The biggest dietary trigger is canola meal. When brown-shelled laying hens are fed canola meal at levels between 12% and 24% of their diet, TMA can accumulate in the yolk and produce a noticeable fishy taint. Canola contains compounds called glucosinolates that interfere with the hen’s ability to break TMA down into an odorless form. Standard choline levels in commercial feed don’t cause this problem on their own.
Genetics plays a major role too. Most hens have an enzyme that converts smelly TMA into an odorless byproduct. But some hens, particularly certain brown-egg breeds, carry a genetic mutation that disables this enzyme. Hens with two copies of this mutation can’t neutralize TMA at all, so it ends up concentrated in the yolk. If a hen without the mutation eats the same canola-heavy diet, her eggs smell perfectly normal. This means fishy-smelling eggs are largely a combination of the wrong feed and the wrong genetics, and they’re completely safe to eat.
How to Tell If an Egg Is Actually Spoiled
The most reliable test is your nose. A spoiled egg produces an unmistakable, unpleasant odor when you crack the shell, whether raw or cooked. If it smells rotten, discard it. If the smell is mild, faintly sulfurous, or slightly off but not overtly foul, the egg is likely fine.
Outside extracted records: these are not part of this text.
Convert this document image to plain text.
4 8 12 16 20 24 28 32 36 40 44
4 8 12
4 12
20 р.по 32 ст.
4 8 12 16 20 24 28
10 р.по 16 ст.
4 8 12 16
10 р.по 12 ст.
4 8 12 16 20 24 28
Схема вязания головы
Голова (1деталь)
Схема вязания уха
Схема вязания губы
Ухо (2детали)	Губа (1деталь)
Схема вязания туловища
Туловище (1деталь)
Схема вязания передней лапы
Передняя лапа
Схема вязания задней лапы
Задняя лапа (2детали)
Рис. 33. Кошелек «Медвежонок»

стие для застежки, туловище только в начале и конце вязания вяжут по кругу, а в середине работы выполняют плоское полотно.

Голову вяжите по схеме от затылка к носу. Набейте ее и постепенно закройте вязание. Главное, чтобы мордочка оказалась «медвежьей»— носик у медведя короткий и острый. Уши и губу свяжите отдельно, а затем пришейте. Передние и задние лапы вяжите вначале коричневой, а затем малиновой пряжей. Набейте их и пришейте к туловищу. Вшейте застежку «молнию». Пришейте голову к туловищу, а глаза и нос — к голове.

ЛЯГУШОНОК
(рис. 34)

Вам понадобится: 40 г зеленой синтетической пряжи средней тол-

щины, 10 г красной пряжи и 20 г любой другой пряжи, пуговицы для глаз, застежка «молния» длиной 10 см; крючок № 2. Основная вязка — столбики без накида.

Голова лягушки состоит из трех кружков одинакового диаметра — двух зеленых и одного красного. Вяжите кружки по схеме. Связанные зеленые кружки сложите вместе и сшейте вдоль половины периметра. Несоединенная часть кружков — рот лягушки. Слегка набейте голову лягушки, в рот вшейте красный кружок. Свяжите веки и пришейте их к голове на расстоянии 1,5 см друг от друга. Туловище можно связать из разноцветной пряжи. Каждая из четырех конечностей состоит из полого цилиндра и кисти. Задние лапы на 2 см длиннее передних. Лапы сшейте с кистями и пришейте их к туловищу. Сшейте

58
The float test is a rough guide to freshness but not a direct indicator of safety. As an egg ages, moisture escapes through the shell and the air cell inside grows larger. An egg that floats in water has a large air cell, meaning it’s old and lower quality. But the USDA notes that a floating egg may still be perfectly safe. The recommendation is to crack it into a bowl first and check for off-odors or unusual appearance before deciding.
Visual cues matter too. A fresh egg white is slightly cloudy and thick. As the egg ages, the white becomes thinner and more transparent, but that alone doesn’t mean it’s spoiled. Discoloration, an unusual pink or iridescent sheen in the white, or a yolk that breaks apart immediately are stronger signs of trouble.
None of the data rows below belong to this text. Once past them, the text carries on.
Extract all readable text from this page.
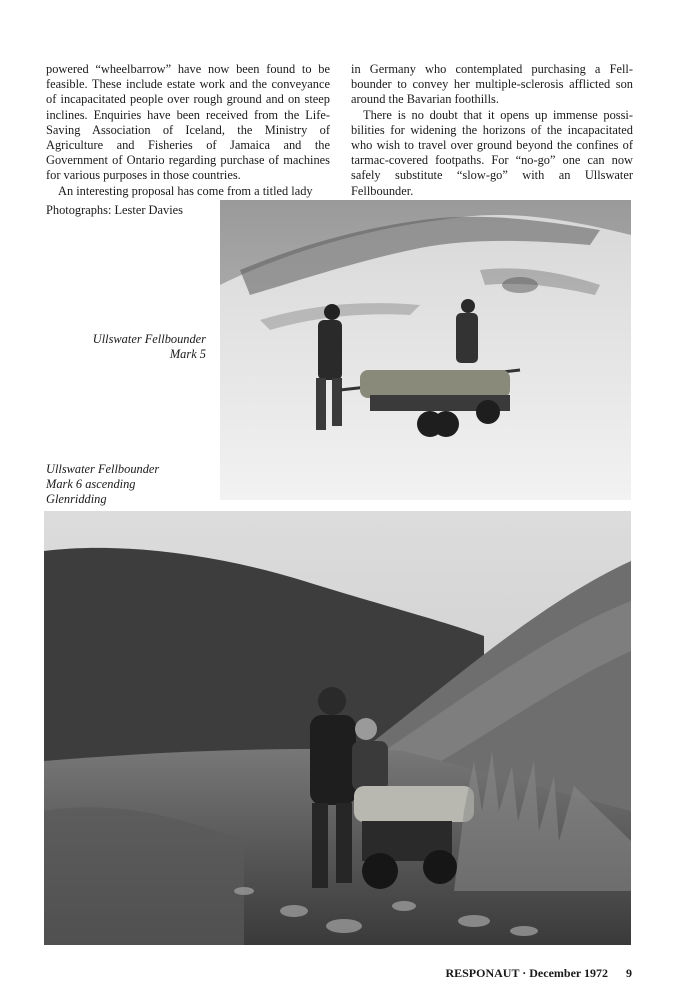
powered “wheelbarrow” have now been found to be feasible. These include estate work and the conveyance of incapacitated people over rough ground and on steep inclines. Enquiries have been received from the Life-Saving Association of Iceland, the Ministry of Agriculture and Fisheries of Jamaica and the Government of Ontario regarding purchase of machines for various purposes in those countries.

An interesting proposal has come from a titled lady

in Germany who contemplated purchasing a Fellbounder to convey her multiple-sclerosis afflicted son around the Bavarian foothills.

There is no doubt that it opens up immense possibilities for widening the horizons of the incapacitated who wish to travel over ground beyond the confines of tarmac-covered footpaths. For “no-go” one can now safely substitute “slow-go” with an Ullswater Fellbounder.

Photographs: Lester Davies
Ullswater Fellbounder
Mark 5
Ullswater Fellbounder
Mark 6 ascending
Glenridding
RESPONAUT · December 1972 9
How Storage Affects Egg Odor
Temperature is the single biggest factor in how quickly eggs develop off-smells. Refrigerated eggs stay good for three to five weeks from the day you put them in the fridge. Unrefrigerated eggs last about 21 days. In the United States, commercially sold eggs have their natural protective coating washed off during processing, which makes refrigeration essential. In countries where eggs aren’t washed, room-temperature storage is standard.
Eggs also absorb odors from their surroundings. The shell is porous, with thousands of tiny openings that allow air exchange. Storing eggs next to strong-smelling foods like onions, garlic, or fish can cause them to pick up those odors over time. Keeping eggs in their original carton rather than the open egg tray in your fridge door helps block outside smells and also keeps them at a more consistent temperature.
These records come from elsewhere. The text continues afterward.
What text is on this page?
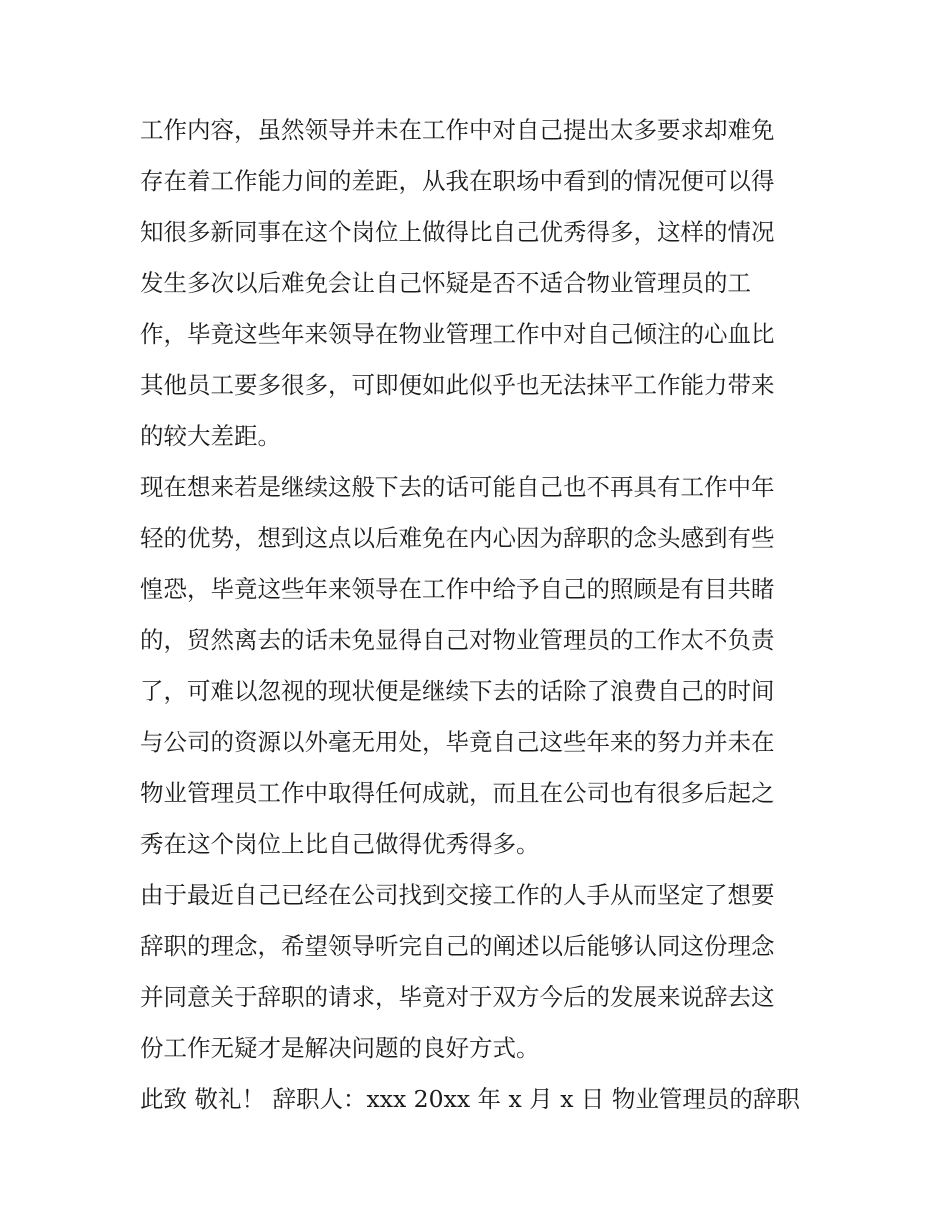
工作内容，虽然领导并未在工作中对自己提出太多要求却难免
存在着工作能力间的差距，从我在职场中看到的情况便可以得
知很多新同事在这个岗位上做得比自己优秀得多，这样的情况
发生多次以后难免会让自己怀疑是否不适合物业管理员的工
作，毕竟这些年来领导在物业管理工作中对自己倾注的心血比
其他员工要多很多，可即便如此似乎也无法抹平工作能力带来
的较大差距。
现在想来若是继续这般下去的话可能自己也不再具有工作中年
轻的优势，想到这点以后难免在内心因为辞职的念头感到有些
惶恐，毕竟这些年来领导在工作中给予自己的照顾是有目共睹
的，贸然离去的话未免显得自己对物业管理员的工作太不负责
了，可难以忽视的现状便是继续下去的话除了浪费自己的时间
与公司的资源以外毫无用处，毕竟自己这些年来的努力并未在
物业管理员工作中取得任何成就，而且在公司也有很多后起之
秀在这个岗位上比自己做得优秀得多。
由于最近自己已经在公司找到交接工作的人手从而坚定了想要
辞职的理念，希望领导听完自己的阐述以后能够认同这份理念
并同意关于辞职的请求，毕竟对于双方今后的发展来说辞去这
份工作无疑才是解决问题的良好方式。
此致 敬礼！ 辞职人：xxx 20xx 年 x 月 x 日 物业管理员的辞职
What Different Smells Mean at a Glance
- Strong rotten or sulfur smell (raw): The egg is spoiled. Discard it.
- Sulfur smell (cooked): Likely overcooked. Safe to eat but unpleasant. Cook at lower heat next time.
- Fishy smell: Caused by the hen’s diet or genetics. The egg is safe.
- Mild musty or stale smell: The egg is old but not necessarily dangerous. Crack it into a bowl and inspect before using.
- Smell resembling another food: The egg may have absorbed odors through its porous shell during storage.
If you’re buying eggs from a farmers market or backyard flock and consistently notice fishy or off-putting smells, the issue is almost certainly feed-related. Switching to eggs from a different source, or asking the farmer about their feed, usually solves it. For store-bought eggs, checking the pack date on the carton (the three-digit Julian date stamped on the end) tells you exactly when the eggs were packaged, so you can gauge freshness before you even open the carton.